Run the three cells below to see what the first 1000 characters of each string looks like (the meaning of `[:1000]` will be explained soon in one of the next units).

In [None]:
hamlet[:1000]

In [None]:
faustus[:1000]

In [None]:
johncarter[:1000]

Notice how there are no visible linebreaks, instead we have the special character `\n`.
Those strings are what the text files look like to Python --- quite different from how a text editor displays them from a human.
And in the case of `hamlet`, the string is also littered with HTML tags, which provide additional information for web browsers, in particular how to display the text.
Whenever you are looking at a website, your browser actually sees a string like the one for `hamlet`.

**Exercise.**
We now have all the code we need to download the relevant files and read them in as strings, but it's all scattered across the notebook.
If you have to restart the kernel, you'll have to execute all those cells again.
So let's add a final step for our convenience that does it all at once.
And since we might want to be repeat the steps at a latter point, let's pack it all into a function `get_text`.
That way, we can run something like `get_text("hamlet")` at any point later on in the notebook to redownload the original version of Hamlet.
That will come in mighty handy if we try to clean up the files and one of our clean-up steps accidentally rips out half the text.

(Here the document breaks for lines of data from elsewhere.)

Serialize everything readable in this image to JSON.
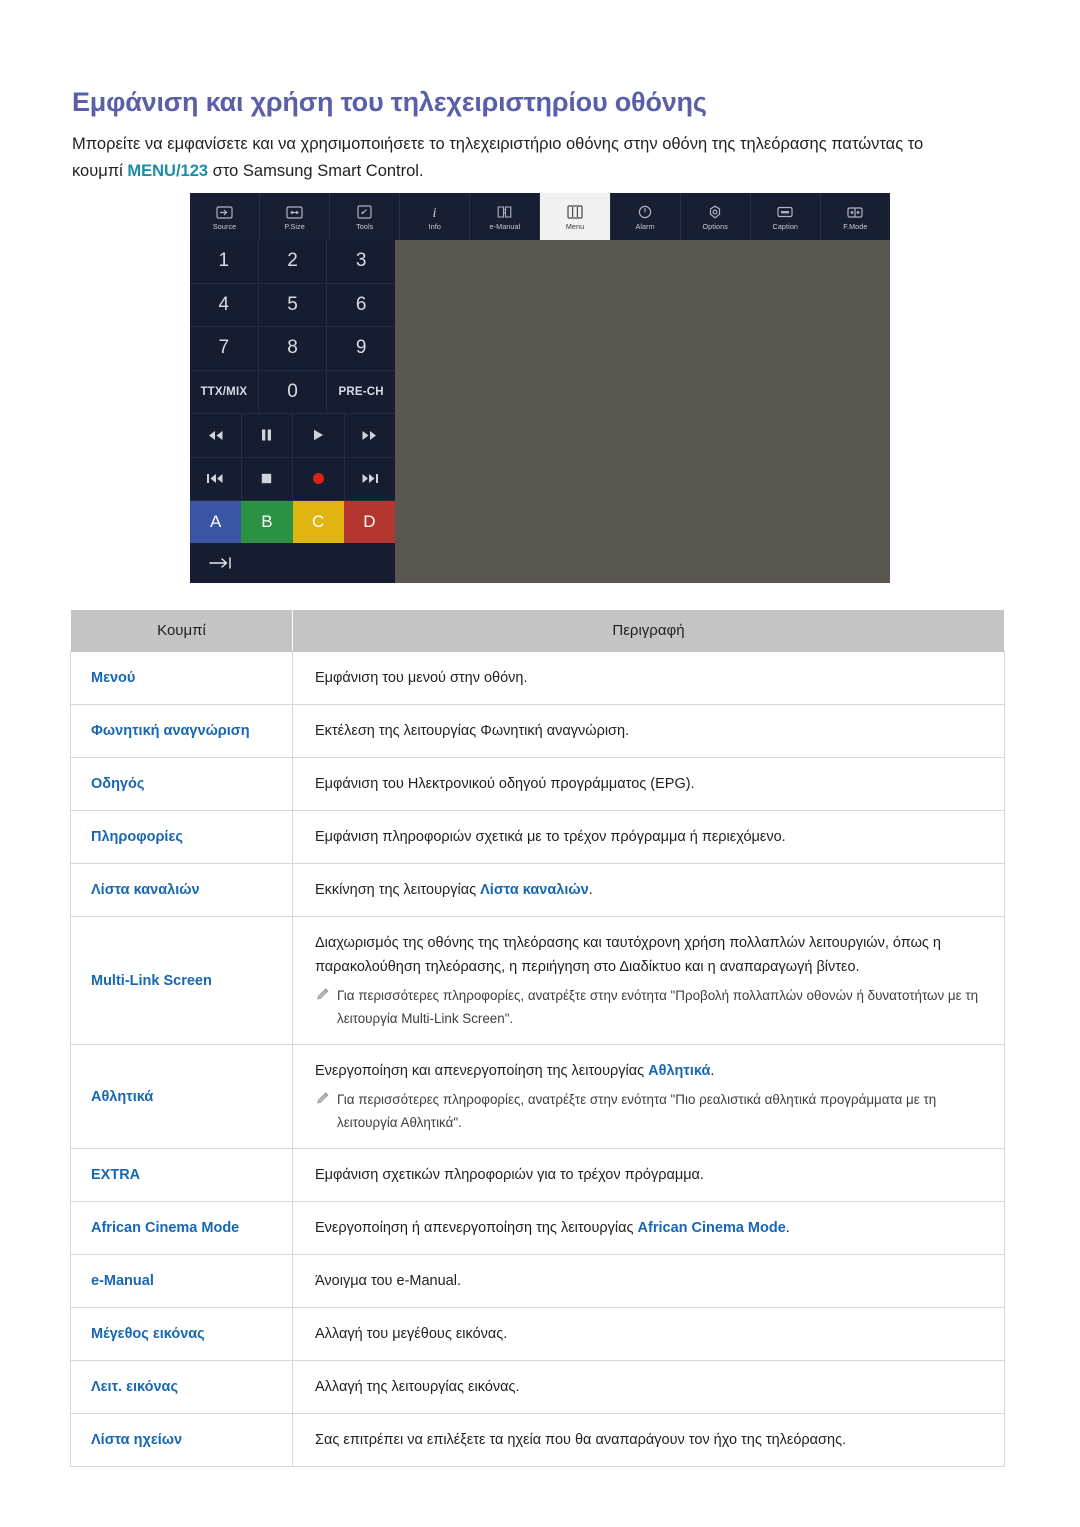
{
  "page": {
    "heading": "Εμφάνιση και χρήση του τηλεχειριστηρίου οθόνης",
    "intro_part1": "Μπορείτε να εμφανίσετε και να χρησιμοποιήσετε το τηλεχειριστήριο οθόνης στην οθόνη της τηλεόρασης πατώντας το κουμπί ",
    "intro_accent": "MENU/123",
    "intro_part2": " στο Samsung Smart Control."
  },
  "colors": {
    "heading": "#5b5fa8",
    "accent_teal": "#1b8fa6",
    "link_blue": "#1767b3",
    "remote_toolbar_bg": "#181f33",
    "remote_panel_bg": "#5a5753",
    "table_header_bg": "#c4c4c4",
    "key_blue": "#3a55a4",
    "key_green": "#2b9144",
    "key_yellow": "#e0b511",
    "key_red": "#b33630"
  },
  "remote": {
    "toolbar": [
      {
        "label": "Source",
        "icon": "source-icon",
        "active": false
      },
      {
        "label": "P.Size",
        "icon": "picture-size-icon",
        "active": false
      },
      {
        "label": "Tools",
        "icon": "tools-icon",
        "active": false
      },
      {
        "label": "Info",
        "icon": "info-icon",
        "active": false
      },
      {
        "label": "e-Manual",
        "icon": "e-manual-icon",
        "active": false
      },
      {
        "label": "Menu",
        "icon": "menu-icon",
        "active": true
      },
      {
        "label": "Alarm",
        "icon": "alarm-icon",
        "active": false
      },
      {
        "label": "Options",
        "icon": "options-icon",
        "active": false
      },
      {
        "label": "Caption",
        "icon": "caption-icon",
        "active": false
      },
      {
        "label": "F.Mode",
        "icon": "f-mode-icon",
        "active": false
      }
    ],
    "keypad": [
      [
        "1",
        "2",
        "3"
      ],
      [
        "4",
        "5",
        "6"
      ],
      [
        "7",
        "8",
        "9"
      ],
      [
        "TTX/MIX",
        "0",
        "PRE-CH"
      ]
    ],
    "media_row1": [
      "rewind",
      "pause",
      "play",
      "fast-forward"
    ],
    "media_row2": [
      "previous",
      "stop",
      "record",
      "next"
    ],
    "media_row1_glyphs": [
      "◀◀",
      "❚❚",
      "▶",
      "▶▶"
    ],
    "media_row2_glyphs": [
      "|◀◀",
      "■",
      "record-dot",
      "▶▶|"
    ],
    "color_keys": [
      {
        "label": "A",
        "color": "#3a55a4"
      },
      {
        "label": "B",
        "color": "#2b9144"
      },
      {
        "label": "C",
        "color": "#e0b511"
      },
      {
        "label": "D",
        "color": "#b33630"
      }
    ],
    "exit_glyph": "⇢|"
  },
  "table": {
    "headers": [
      "Κουμπί",
      "Περιγραφή"
    ],
    "rows": [
      {
        "button": "Μενού",
        "desc_pre": "Εμφάνιση του μενού στην οθόνη.",
        "desc_link": "",
        "desc_post": "",
        "note": ""
      },
      {
        "button": "Φωνητική αναγνώριση",
        "desc_pre": "Εκτέλεση της λειτουργίας Φωνητική αναγνώριση.",
        "desc_link": "",
        "desc_post": "",
        "note": ""
      },
      {
        "button": "Οδηγός",
        "desc_pre": "Εμφάνιση του Ηλεκτρονικού οδηγού προγράμματος (EPG).",
        "desc_link": "",
        "desc_post": "",
        "note": ""
      },
      {
        "button": "Πληροφορίες",
        "desc_pre": "Εμφάνιση πληροφοριών σχετικά με το τρέχον πρόγραμμα ή περιεχόμενο.",
        "desc_link": "",
        "desc_post": "",
        "note": ""
      },
      {
        "button": "Λίστα καναλιών",
        "desc_pre": "Εκκίνηση της λειτουργίας ",
        "desc_link": "Λίστα καναλιών",
        "desc_post": ".",
        "note": ""
      },
      {
        "button": "Multi-Link Screen",
        "desc_pre": "Διαχωρισμός της οθόνης της τηλεόρασης και ταυτόχρονη χρήση πολλαπλών λειτουργιών, όπως η παρακολούθηση τηλεόρασης, η περιήγηση στο Διαδίκτυο και η αναπαραγωγή βίντεο.",
        "desc_link": "",
        "desc_post": "",
        "note": "Για περισσότερες πληροφορίες, ανατρέξτε στην ενότητα \"Προβολή πολλαπλών οθονών ή δυνατοτήτων με τη λειτουργία Multi-Link Screen\"."
      },
      {
        "button": "Αθλητικά",
        "desc_pre": "Ενεργοποίηση και απενεργοποίηση της λειτουργίας ",
        "desc_link": "Αθλητικά",
        "desc_post": ".",
        "note": "Για περισσότερες πληροφορίες, ανατρέξτε στην ενότητα \"Πιο ρεαλιστικά αθλητικά προγράμματα με τη λειτουργία Αθλητικά\"."
      },
      {
        "button": "EXTRA",
        "desc_pre": "Εμφάνιση σχετικών πληροφοριών για το τρέχον πρόγραμμα.",
        "desc_link": "",
        "desc_post": "",
        "note": ""
      },
      {
        "button": "African Cinema Mode",
        "desc_pre": "Ενεργοποίηση ή απενεργοποίηση της λειτουργίας ",
        "desc_link": "African Cinema Mode",
        "desc_post": ".",
        "note": ""
      },
      {
        "button": "e-Manual",
        "desc_pre": "Άνοιγμα του e-Manual.",
        "desc_link": "",
        "desc_post": "",
        "note": ""
      },
      {
        "button": "Μέγεθος εικόνας",
        "desc_pre": "Αλλαγή του μεγέθους εικόνας.",
        "desc_link": "",
        "desc_post": "",
        "note": ""
      },
      {
        "button": "Λειτ. εικόνας",
        "desc_pre": "Αλλαγή της λειτουργίας εικόνας.",
        "desc_link": "",
        "desc_post": "",
        "note": ""
      },
      {
        "button": "Λίστα ηχείων",
        "desc_pre": "Σας επιτρέπει να επιλέξετε τα ηχεία που θα αναπαράγουν τον ήχο της τηλεόρασης.",
        "desc_link": "",
        "desc_post": "",
        "note": ""
      }
    ]
  }
}
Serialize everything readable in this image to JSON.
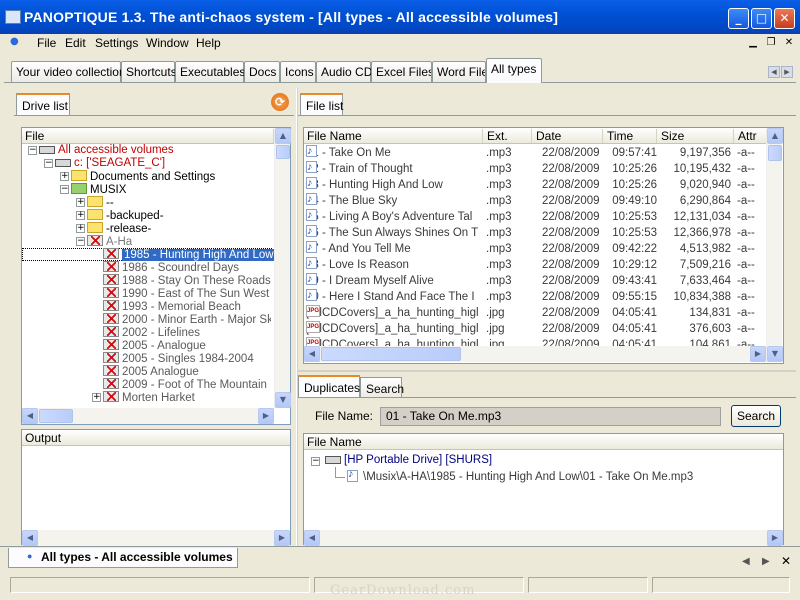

So your task is to define a custom function `get_text` that satisfies all of the following criteria:

1. `get_text` takes a string as its only argument;
1. The values for the argument can be `hamlet`, `faustus`, or `johncarter`.
1. If a different string is passed as the argument, e.g. `foobar`, the function will behave as if the argument were `hamlet`.
1. Based on what argument was provided, the function
    1. downloads the correct file (check the beginning of the notebook for the URLs), and
    1. reads in the file as a string (copy-paste the relevant code from the `read_text` function).
    
Make sure that your code works even if this is the first cell in the notebook to be run.
So you will also have to add the necessary `import` statement(s) above the function definition.
Once the function has been defined, use it to instantiate the variables `hamlet`, `faustus`, and `johncarter`.

In [None]:
# put your code here

# Cleaning up the files

## Analysis

Take one more look at the files you downloaded.
Scroll up and down to make sure you get a good impression of what the files look like.
Pay close attention to anything that you think is not part of the author's actual writing and should be removed.
Go ahead, check out the files, I'll wait here in the meantime.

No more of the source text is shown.